In particolare, il 23 marzo 1983, Reagan propose una nuova iniziativa di Difesa Strategica (Strategic Defense Initiative, SDI). Il SDI introdusse per la prima volta lo scudo spaziale, un sistema missilistico basato sui sistemi satellitari statunitensi; il nuovo piano di difesa USA prese il nome di Star Wars (Guerre Stellari). L’ultimo affondo al nemico rosso fu l'intervento statunitense nella piccola isola caraibica di Grenada, ex colonia britannica situata a sud di Cuba, dove nel 1983 aveva preso il potere il leader del partito marxsista-lieninista Bernard Coard. Gli Usa non potevano permettere la nascita di un nuovo stato comunista nel mar dei Carabi, pertanto, il presidente Reagan usò come pretesto la presenza sull’isola di circa 1.000 studenti americani all'Università di St. George's, e il 25 ottobre 1983 fece intervenire i Marines che in breve occuparono Grenada.

Nel 1983, in un famoso discorso, Ronald Reagan preannunciò la fine del comunismo, definendolo come "un altro triste, bizzarro capitolo della storia umana le cui ultime pagine si stanno scrivendo proprio ora". Le sue parole furono profetiche. Il giorno dopo la morte del leader sovietico Konstantin Ustinovich Chernenko, nel marzo 1985, alla guida del Partito Comunista fu nominato Mikhail Sergeyevich Gorbaciov, l'uomo che, per primo, avrebbe rivoluzionato l’URSS. Il nuovo leader aveva iniziato la sua carriera dopo la morte di Stalin, e quindi rappresentava l’ascesa al potere di una nuova classe politica, desiderosa di cambiare la società russa e porre fine agli anni di totalitarismo e assenza di libertà.

Come disse lo stesso Gorbaciov in un’intervista alla televisione americana CNN nel 1997: "Io fui la persona che non decise di aggrapparsi al potere, ma di riformarlo. La società aveva bisogno di riforme, ma avevamo perso almeno 15-20" D'altro canto, l’economia sovietica era sull’orlo del collasso. La situazione ereditata da Gorbaciov era grave: una crescita prossima allo zero, conseguenza della politica economica del Partito che per tutti gli anni di Guerra Fredda, aveva speso più del 25% del Prodotto Interno Lordo in armamenti, a discapito dei beni destinati alla popolazione. In riposta, la politica di Gorbaciov ruotò attorno a due punti fondamentali: glasnost (trasparenza), cioè una maggiore trasparenza nella vita pubblica russa, per anni segnata dal totalitarismo staliniano, e perestroika (letteralmente, ricostruzione) con cui si indicava il complesso di riforme economiche portate avanti a partire dal 1985.

Il primo summit tra Reagan e Gorbaciov si tenne a Ginevra in Svizzera nel novembre 1985. L’incontro segnò l’inizio del disarmo bilaterale.
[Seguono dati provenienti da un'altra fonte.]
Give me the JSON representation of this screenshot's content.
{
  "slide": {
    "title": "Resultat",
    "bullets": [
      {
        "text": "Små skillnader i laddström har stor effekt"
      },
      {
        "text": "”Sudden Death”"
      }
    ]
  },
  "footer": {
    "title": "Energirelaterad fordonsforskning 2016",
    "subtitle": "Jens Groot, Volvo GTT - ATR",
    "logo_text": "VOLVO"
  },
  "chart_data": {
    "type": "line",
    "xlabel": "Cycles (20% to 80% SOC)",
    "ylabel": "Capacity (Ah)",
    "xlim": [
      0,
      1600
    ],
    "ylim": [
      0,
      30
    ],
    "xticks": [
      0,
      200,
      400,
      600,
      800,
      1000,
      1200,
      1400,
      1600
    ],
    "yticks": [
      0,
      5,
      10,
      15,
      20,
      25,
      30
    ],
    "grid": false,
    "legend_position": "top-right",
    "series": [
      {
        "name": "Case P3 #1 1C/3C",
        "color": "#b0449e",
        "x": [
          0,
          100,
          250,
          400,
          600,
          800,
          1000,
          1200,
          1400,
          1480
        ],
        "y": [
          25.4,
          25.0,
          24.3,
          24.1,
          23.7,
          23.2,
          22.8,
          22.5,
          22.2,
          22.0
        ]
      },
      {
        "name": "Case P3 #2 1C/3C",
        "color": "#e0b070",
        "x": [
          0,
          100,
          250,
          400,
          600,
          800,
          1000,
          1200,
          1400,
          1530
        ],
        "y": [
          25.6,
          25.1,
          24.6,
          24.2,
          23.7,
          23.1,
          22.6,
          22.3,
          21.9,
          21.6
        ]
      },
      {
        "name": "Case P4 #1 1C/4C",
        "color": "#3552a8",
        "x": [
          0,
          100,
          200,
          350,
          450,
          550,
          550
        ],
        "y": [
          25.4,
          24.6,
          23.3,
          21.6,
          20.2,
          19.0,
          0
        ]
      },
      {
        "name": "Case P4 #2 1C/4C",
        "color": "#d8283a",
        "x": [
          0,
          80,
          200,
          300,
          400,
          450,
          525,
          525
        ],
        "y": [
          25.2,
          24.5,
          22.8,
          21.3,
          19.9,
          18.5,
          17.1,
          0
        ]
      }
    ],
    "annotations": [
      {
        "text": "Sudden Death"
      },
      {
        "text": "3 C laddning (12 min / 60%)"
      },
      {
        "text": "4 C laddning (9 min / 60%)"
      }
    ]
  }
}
Un anno dopo, i due leader si incontrarono di nuovo in Islanda, a Reykjavik. Il meeting di Reykjavik segnò la riduzione del 50% dei missili balistici e il cosiddetto accordo zero option per l’Europa (cioè il ritiro incondizionato delle testate nucleari dislocate nel Vecchio Continente). Gli incontri tra Reagan e Gorbaciov a Washington, nel 1987, e a Mosca, un anno dopo, segnarono il completo disgelo tra le due superpotenze e la fine di un’epoca A partire dalla fine degli anni ’80, infatti, uno ad uno, i paesi del patto di Varsavia andarono affrancandosi definitivamente dall’influenza sovietica e abbandonarono le vecchie strutture comuniste.

E la stessa Unione Sovietica intraprese la strada che l’avrebbe portata verso il totale smantellamento dei Soviet e la nascita di una nuova nazione, la Russia.